The more major problem with libpango1.0-0 is that it pulls in the Core
X backend, libpangox-1.0-0, which was historically part of pango1.0
but is now built from a separate source package (hence the much lower
version number). It's unmaintained upstream, no longer exists in Ubuntu's
second-class-citizen i386 architecture (#948462), is currently RC-buggy
because it fails to build from source against pango 1.44, and should
really get removed from Debian at some point soon.

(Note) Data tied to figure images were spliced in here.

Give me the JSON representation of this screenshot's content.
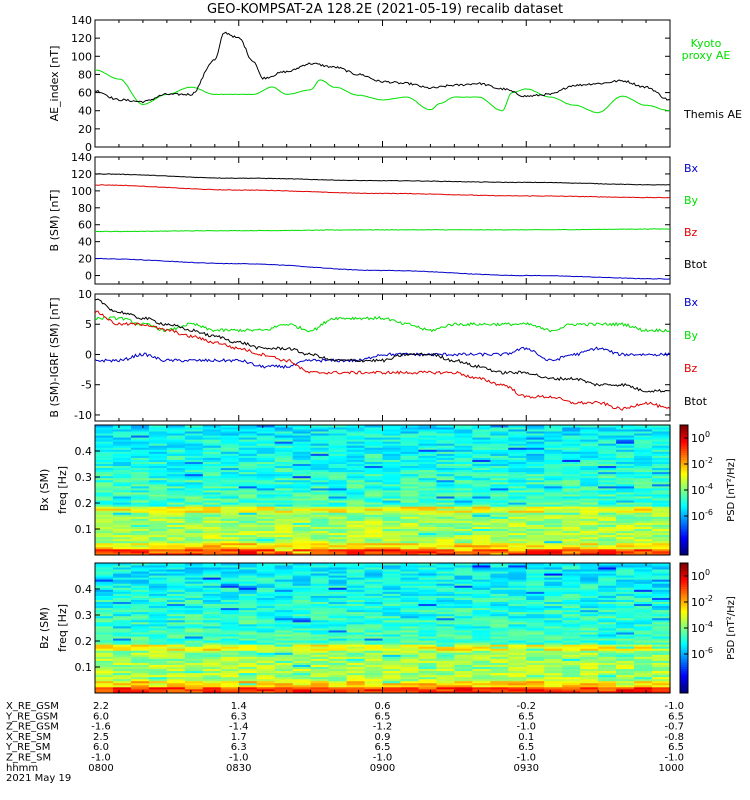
{
  "title": "GEO-KOMPSAT-2A 128.2E (2021-05-19) recalib dataset",
  "colors": {
    "black": "#000000",
    "red": "#e00000",
    "green": "#00e000",
    "blue": "#0000c8"
  },
  "chart_data": [
    {
      "type": "line",
      "id": "ae",
      "ylabel": "AE_index [nT]",
      "ylim": [
        0,
        140
      ],
      "yticks": [
        0,
        20,
        40,
        60,
        80,
        100,
        120,
        140
      ],
      "x_unit": "UT",
      "xlim": [
        "0800",
        "1000"
      ],
      "legend_placement": "right",
      "series": [
        {
          "name": "Kyoto proxy AE",
          "color": "#00e000",
          "x": [
            "0800",
            "0805",
            "0810",
            "0815",
            "0820",
            "0825",
            "0830",
            "0833",
            "0837",
            "0840",
            "0845",
            "0847",
            "0850",
            "0855",
            "0900",
            "0905",
            "0910",
            "0912",
            "0915",
            "0920",
            "0925",
            "0927",
            "0930",
            "0935",
            "0940",
            "0945",
            "0950",
            "0955",
            "1000"
          ],
          "values": [
            85,
            75,
            47,
            58,
            66,
            58,
            58,
            58,
            66,
            58,
            63,
            74,
            66,
            57,
            52,
            55,
            41,
            48,
            55,
            55,
            40,
            60,
            64,
            55,
            46,
            38,
            56,
            46,
            40
          ]
        },
        {
          "name": "Themis AE",
          "color": "#000000",
          "x": [
            "0800",
            "0805",
            "0810",
            "0815",
            "0820",
            "0825",
            "0827",
            "0830",
            "0833",
            "0835",
            "0840",
            "0845",
            "0850",
            "0855",
            "0900",
            "0905",
            "0910",
            "0915",
            "0920",
            "0925",
            "0930",
            "0935",
            "0940",
            "0945",
            "0950",
            "0955",
            "1000"
          ],
          "values": [
            62,
            52,
            50,
            58,
            58,
            96,
            126,
            120,
            95,
            76,
            83,
            92,
            88,
            80,
            72,
            70,
            65,
            68,
            70,
            64,
            56,
            58,
            68,
            70,
            73,
            66,
            52
          ]
        }
      ]
    },
    {
      "type": "line",
      "id": "b",
      "ylabel": "B (SM) [nT]",
      "ylim": [
        -10,
        140
      ],
      "yticks": [
        0,
        20,
        40,
        60,
        80,
        100,
        120,
        140
      ],
      "legend_placement": "right",
      "series": [
        {
          "name": "Bx",
          "color": "#0000c8",
          "x": [
            "0800",
            "0830",
            "0900",
            "0930",
            "1000"
          ],
          "values": [
            20,
            14,
            6,
            0,
            -4
          ]
        },
        {
          "name": "By",
          "color": "#00e000",
          "x": [
            "0800",
            "0830",
            "0900",
            "0930",
            "1000"
          ],
          "values": [
            52,
            53,
            54,
            54,
            55
          ]
        },
        {
          "name": "Bz",
          "color": "#e00000",
          "x": [
            "0800",
            "0830",
            "0900",
            "0930",
            "1000"
          ],
          "values": [
            107,
            101,
            97,
            94,
            92
          ]
        },
        {
          "name": "Btot",
          "color": "#000000",
          "x": [
            "0800",
            "0830",
            "0900",
            "0930",
            "1000"
          ],
          "values": [
            120,
            115,
            112,
            110,
            107
          ]
        }
      ]
    },
    {
      "type": "line",
      "id": "db",
      "ylabel": "B (SM)-IGRF (SM) [nT]",
      "ylim": [
        -11,
        10
      ],
      "yticks": [
        -10,
        -5,
        0,
        5,
        10
      ],
      "legend_placement": "right",
      "series": [
        {
          "name": "Bx",
          "color": "#0000c8",
          "x": [
            "0800",
            "0805",
            "0810",
            "0815",
            "0820",
            "0825",
            "0830",
            "0835",
            "0840",
            "0845",
            "0850",
            "0855",
            "0900",
            "0905",
            "0910",
            "0915",
            "0920",
            "0925",
            "0930",
            "0935",
            "0940",
            "0945",
            "0950",
            "0955",
            "1000"
          ],
          "values": [
            -1,
            -1,
            0,
            -1,
            -1,
            -1,
            -1,
            -2,
            -2,
            -1,
            -1,
            -1,
            0,
            0,
            0,
            0,
            0,
            0,
            1,
            -1,
            0,
            1,
            0,
            0,
            0
          ]
        },
        {
          "name": "By",
          "color": "#00e000",
          "x": [
            "0800",
            "0805",
            "0810",
            "0815",
            "0820",
            "0825",
            "0830",
            "0835",
            "0840",
            "0845",
            "0850",
            "0855",
            "0900",
            "0905",
            "0910",
            "0915",
            "0920",
            "0925",
            "0930",
            "0935",
            "0940",
            "0945",
            "0950",
            "0955",
            "1000"
          ],
          "values": [
            6,
            6,
            5,
            4,
            5,
            4,
            4,
            4,
            5,
            4,
            6,
            6,
            6,
            5,
            4,
            5,
            5,
            5,
            5,
            4,
            5,
            5,
            5,
            4,
            4
          ]
        },
        {
          "name": "Bz",
          "color": "#e00000",
          "x": [
            "0800",
            "0805",
            "0810",
            "0815",
            "0820",
            "0825",
            "0830",
            "0835",
            "0840",
            "0845",
            "0850",
            "0855",
            "0900",
            "0905",
            "0910",
            "0915",
            "0920",
            "0925",
            "0930",
            "0935",
            "0940",
            "0945",
            "0950",
            "0955",
            "1000"
          ],
          "values": [
            7,
            5,
            5,
            4,
            3,
            2,
            1,
            0,
            -1,
            -3,
            -3,
            -3,
            -3,
            -3,
            -3,
            -3,
            -4,
            -5,
            -7,
            -7,
            -8,
            -8,
            -9,
            -8,
            -9
          ]
        },
        {
          "name": "Btot",
          "color": "#000000",
          "x": [
            "0800",
            "0805",
            "0810",
            "0815",
            "0820",
            "0825",
            "0830",
            "0835",
            "0840",
            "0845",
            "0850",
            "0855",
            "0900",
            "0905",
            "0910",
            "0915",
            "0920",
            "0925",
            "0930",
            "0935",
            "0940",
            "0945",
            "0950",
            "0955",
            "1000"
          ],
          "values": [
            9,
            7,
            6,
            5,
            4,
            3,
            2,
            1,
            1,
            0,
            -1,
            -1,
            -1,
            0,
            0,
            -1,
            -2,
            -3,
            -3,
            -4,
            -4,
            -5,
            -5,
            -6,
            -6
          ]
        }
      ]
    },
    {
      "type": "heatmap",
      "id": "spec-bx",
      "ylabel": "Bx (SM) freq [Hz]",
      "ylim": [
        0,
        0.5
      ],
      "yticks": [
        0.1,
        0.2,
        0.3,
        0.4
      ],
      "colorbar_label": "PSD [nT²/Hz]",
      "colorbar_scale": "log",
      "colorbar_range": [
        1e-09,
        10
      ],
      "colorbar_ticks": [
        "10^0",
        "10^-2",
        "10^-4",
        "10^-6"
      ]
    },
    {
      "type": "heatmap",
      "id": "spec-bz",
      "ylabel": "Bz (SM) freq [Hz]",
      "ylim": [
        0,
        0.5
      ],
      "yticks": [
        0.1,
        0.2,
        0.3,
        0.4
      ],
      "colorbar_label": "PSD [nT²/Hz]",
      "colorbar_scale": "log",
      "colorbar_range": [
        1e-09,
        10
      ],
      "colorbar_ticks": [
        "10^0",
        "10^-2",
        "10^-4",
        "10^-6"
      ]
    }
  ],
  "ephemeris": {
    "rows": [
      {
        "label": "X_RE_GSM",
        "values": [
          "2.2",
          "1.4",
          "0.6",
          "-0.2",
          "-1.0"
        ]
      },
      {
        "label": "Y_RE_GSM",
        "values": [
          "6.0",
          "6.3",
          "6.5",
          "6.5",
          "6.5"
        ]
      },
      {
        "label": "Z_RE_GSM",
        "values": [
          "-1.6",
          "-1.4",
          "-1.2",
          "-1.0",
          "-0.7"
        ]
      },
      {
        "label": "X_RE_SM",
        "values": [
          "2.5",
          "1.7",
          "0.9",
          "0.1",
          "-0.8"
        ]
      },
      {
        "label": "Y_RE_SM",
        "values": [
          "6.0",
          "6.3",
          "6.5",
          "6.5",
          "6.5"
        ]
      },
      {
        "label": "Z_RE_SM",
        "values": [
          "-1.0",
          "-1.0",
          "-1.0",
          "-1.0",
          "-1.0"
        ]
      },
      {
        "label": "hhmm",
        "values": [
          "0800",
          "0830",
          "0900",
          "0930",
          "1000"
        ]
      }
    ],
    "date": "2021 May 19"
  }
}
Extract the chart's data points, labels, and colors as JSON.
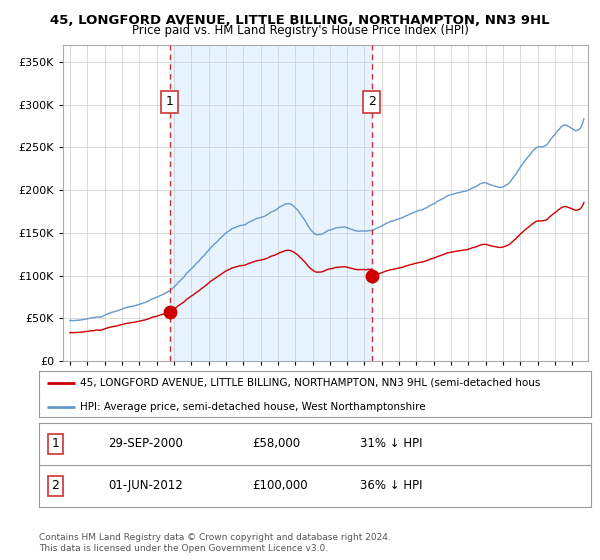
{
  "title": "45, LONGFORD AVENUE, LITTLE BILLING, NORTHAMPTON, NN3 9HL",
  "subtitle": "Price paid vs. HM Land Registry's House Price Index (HPI)",
  "hpi_color": "#6699cc",
  "price_color": "#cc0000",
  "marker_color": "#cc0000",
  "vline_color": "#cc3333",
  "shade_color": "#ddeeff",
  "background_color": "#ffffff",
  "grid_color": "#cccccc",
  "purchase1": {
    "date_num": 2000.75,
    "price": 58000,
    "label": "1"
  },
  "purchase2": {
    "date_num": 2012.42,
    "price": 100000,
    "label": "2"
  },
  "legend_line1": "45, LONGFORD AVENUE, LITTLE BILLING, NORTHAMPTON, NN3 9HL (semi-detached hous",
  "legend_line2": "HPI: Average price, semi-detached house, West Northamptonshire",
  "footnote": "Contains HM Land Registry data © Crown copyright and database right 2024.\nThis data is licensed under the Open Government Licence v3.0.",
  "ylim": [
    0,
    370000
  ],
  "xlim_start": 1994.6,
  "xlim_end": 2024.9
}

But, libpango1.0-0 historically provided the Core X backend, so not having
a hard dependency on libpangox-1.0-0 is a functional regression... and
the proprietary packages that still depend on libpango1.0-0 might be
sufficiently ancient to be using the Core X backend? (I have no idea,
to be honest.)

One possibility is to bring back the transitional package for one more
release cycle (ugh), give it (>=) rather than (=) dependencies on libraries
from the same source package like you suggested, but downgrade the Depends
on libpangox-1.0-0 to Recommends or Suggests? That's not *strictly* correct,
but maybe close enough?

I'm fairly sure that what Ubuntu have done for now (libpango-1.0-0 Provides
libpango1.0-0) is not correct, because third-party proprietary binaries
might not be using the ancient Core X backend, but they probably *are*
using libpangocairo, libpangoxft or libpangoft2.